When millions of dollars are earned from the sale of aircraft or other products to other countries, some people are raking in profits. They can do it because the markets have been opened. Globalization has created victims. Our system cannot be judged only on the way it creates wealth. Right now, Canada and Quebec do not get a passing grade in the textile and apparel sector because the government has not implemented the proper programs.
The capper is that there used to be a program called CANtex that helped companies modernize. The Conservatives announced the good news that they were getting rid of this program as part of a series of cuts where, without giving much thought to what they were doing, they axed the court challenges program, which enabled organizations and people with limited financial resources to challenge improper court decisions. The government also cut funding for literacy programs. This is interesting. At a time when jobs are being cut in the textile and clothing industry and people are being advised to go to school and get training, literacy funding is being slashed. The government also eliminated the joint federal-provincial literacy initiatives program, which provided funding for developing original tools.
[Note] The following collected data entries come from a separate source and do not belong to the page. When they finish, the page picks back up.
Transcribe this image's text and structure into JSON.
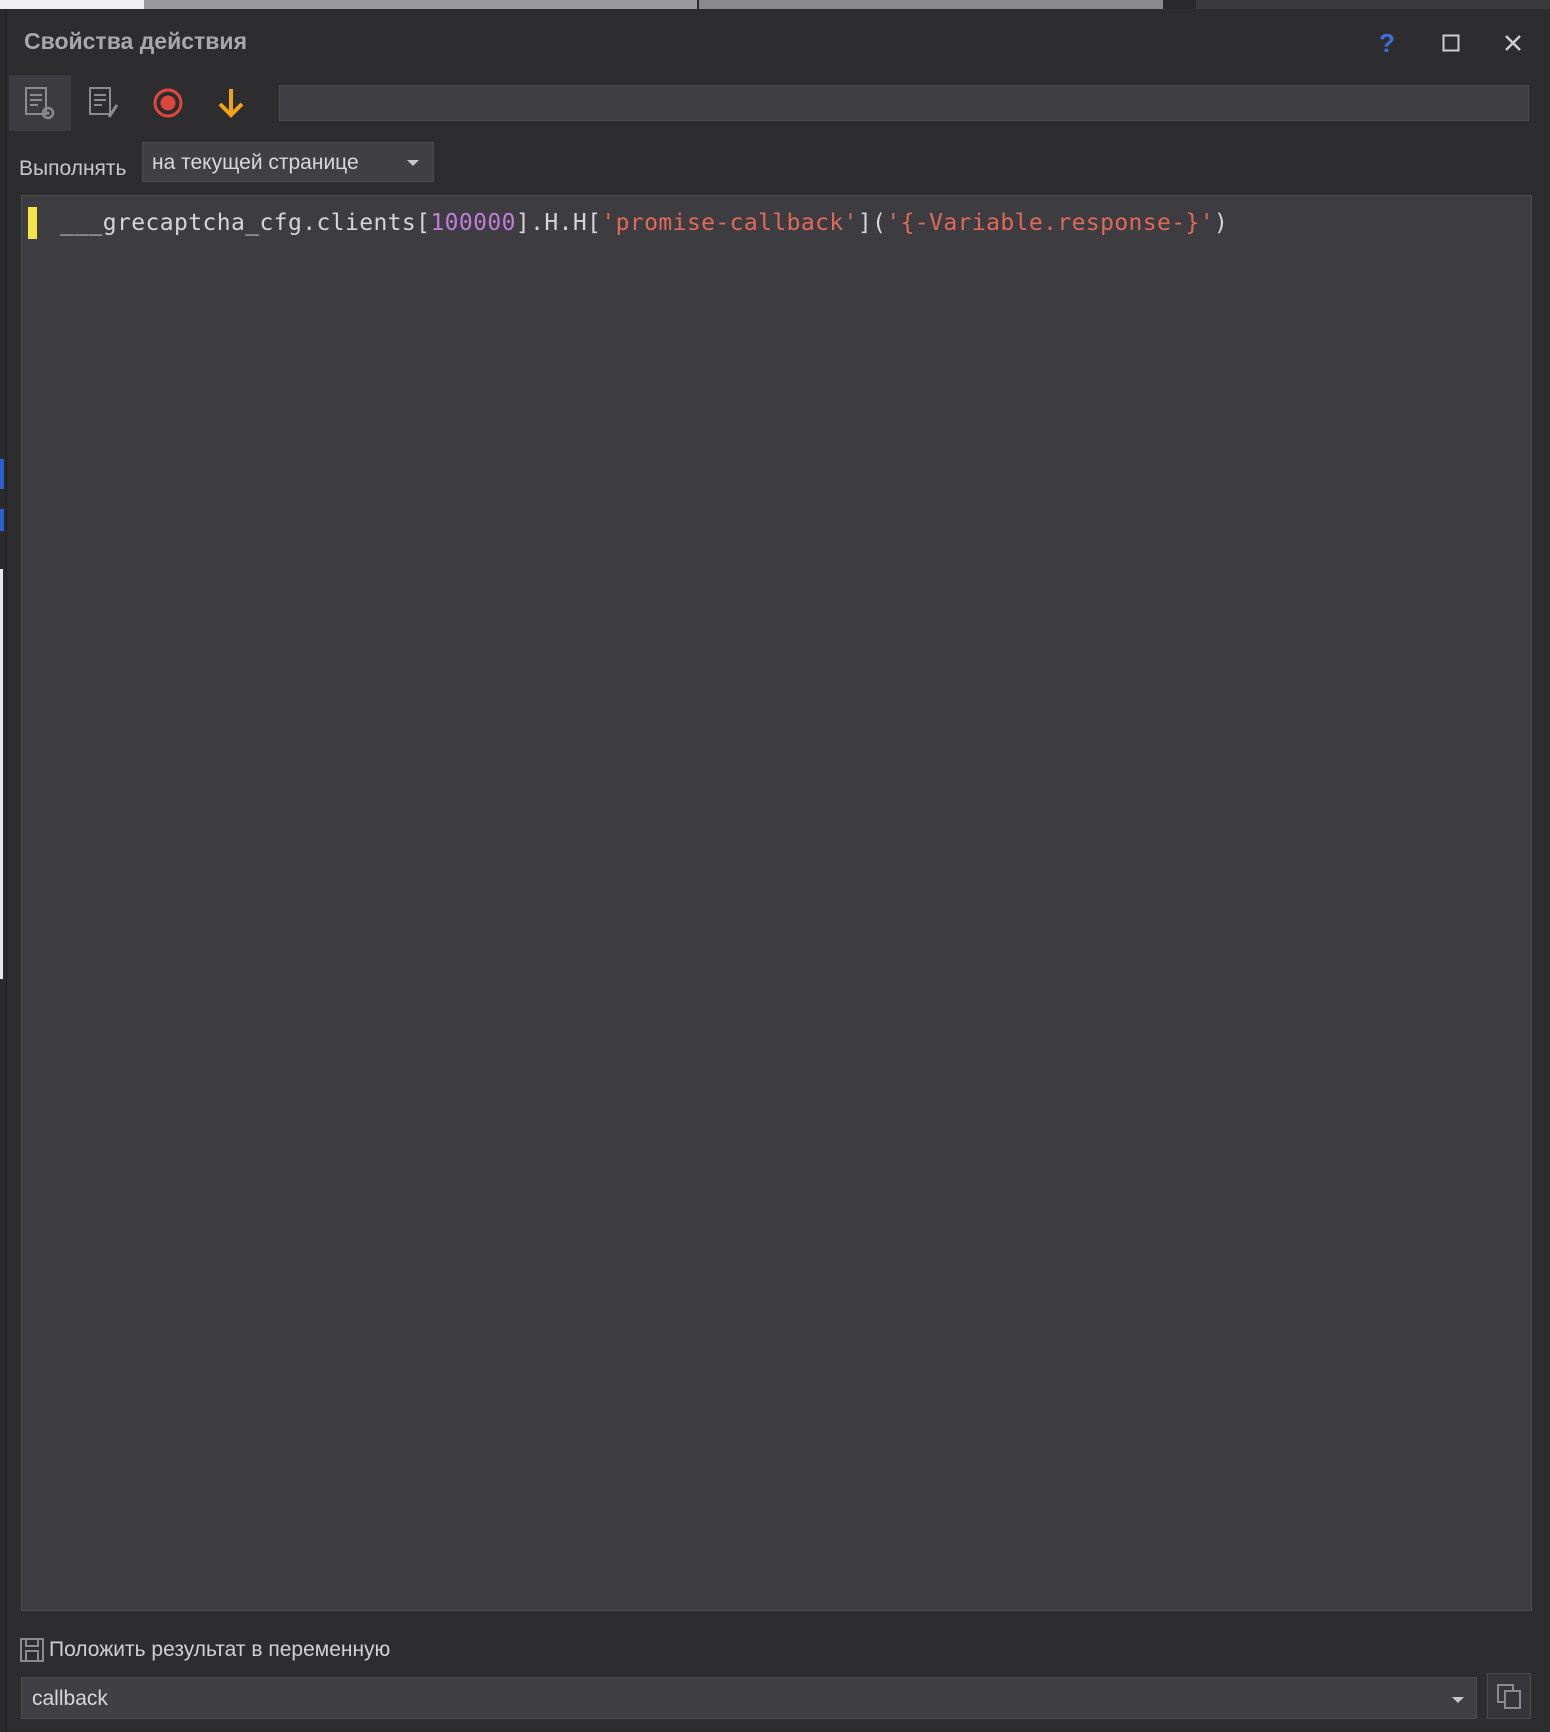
{
  "window": {
    "title": "Свойства действия"
  },
  "toolbar": {
    "buttons": [
      {
        "icon": "list-gear-icon",
        "active": true
      },
      {
        "icon": "list-edit-icon",
        "active": false
      },
      {
        "icon": "record-icon",
        "color": "#e0473c"
      },
      {
        "icon": "arrow-down-icon",
        "color": "#f2a316"
      }
    ],
    "input_value": ""
  },
  "execute": {
    "label": "Выполнять",
    "selected": "на текущей странице"
  },
  "editor": {
    "code_tokens": [
      {
        "type": "plain",
        "text": "___grecaptcha_cfg.clients["
      },
      {
        "type": "num",
        "text": "100000"
      },
      {
        "type": "plain",
        "text": "].H.H["
      },
      {
        "type": "str",
        "text": "'promise-callback'"
      },
      {
        "type": "plain",
        "text": "]("
      },
      {
        "type": "str",
        "text": "'{-Variable.response-}'"
      },
      {
        "type": "plain",
        "text": ")"
      }
    ]
  },
  "result": {
    "label": "Положить результат в переменную",
    "variable": "callback"
  },
  "colors": {
    "accent_blue": "#3d6fe0",
    "marker_yellow": "#f5e34a",
    "string_red": "#e06a5a",
    "number_purple": "#c27bd6"
  }
}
In Montmagny, for example, a major company, Whirlpool, cut 500 jobs. Only 200 to 250 of the 500 people who lost their jobs found new work. Some needed literacy services, and tools were developed for them. Now these programs are being cut. People cannot necessarily be trained in the same way at 15, 20, 45 and 55. The government does not seem to understand this.
Today, there are labour shortages in some sectors. If the government had kept on investing appropriately in literacy, people could fill those vacancies today. But they cannot, because the government hid behind the wave of neo-liberalism and told itself that the market would take care of everything. Well, the market cannot take care of everything. People deserve help. Some industries are growth sectors.
Today, the people who study textile are in touch with reality. They have modern plans and are willing to develop the industry. The same is true of the clothing industry. We have quality designers and a skilled workforce. The government's inaction angers these two sectors, which feel that the government has sacrificed them to the global market.
We do not accept it. That is what the Bloc Quebecois defends. I wish that, after adopting the motion of October 5, 2005, this House would have had the decency to adopt it again this year and to press the government so that, finally, we would have appropriate programs. In fact, there are still thousands of workers in that sector who deserve to be helped, not with subsidies, but with innovative programs encouraging the industries to perform and deliver results. That is what we expect from the government.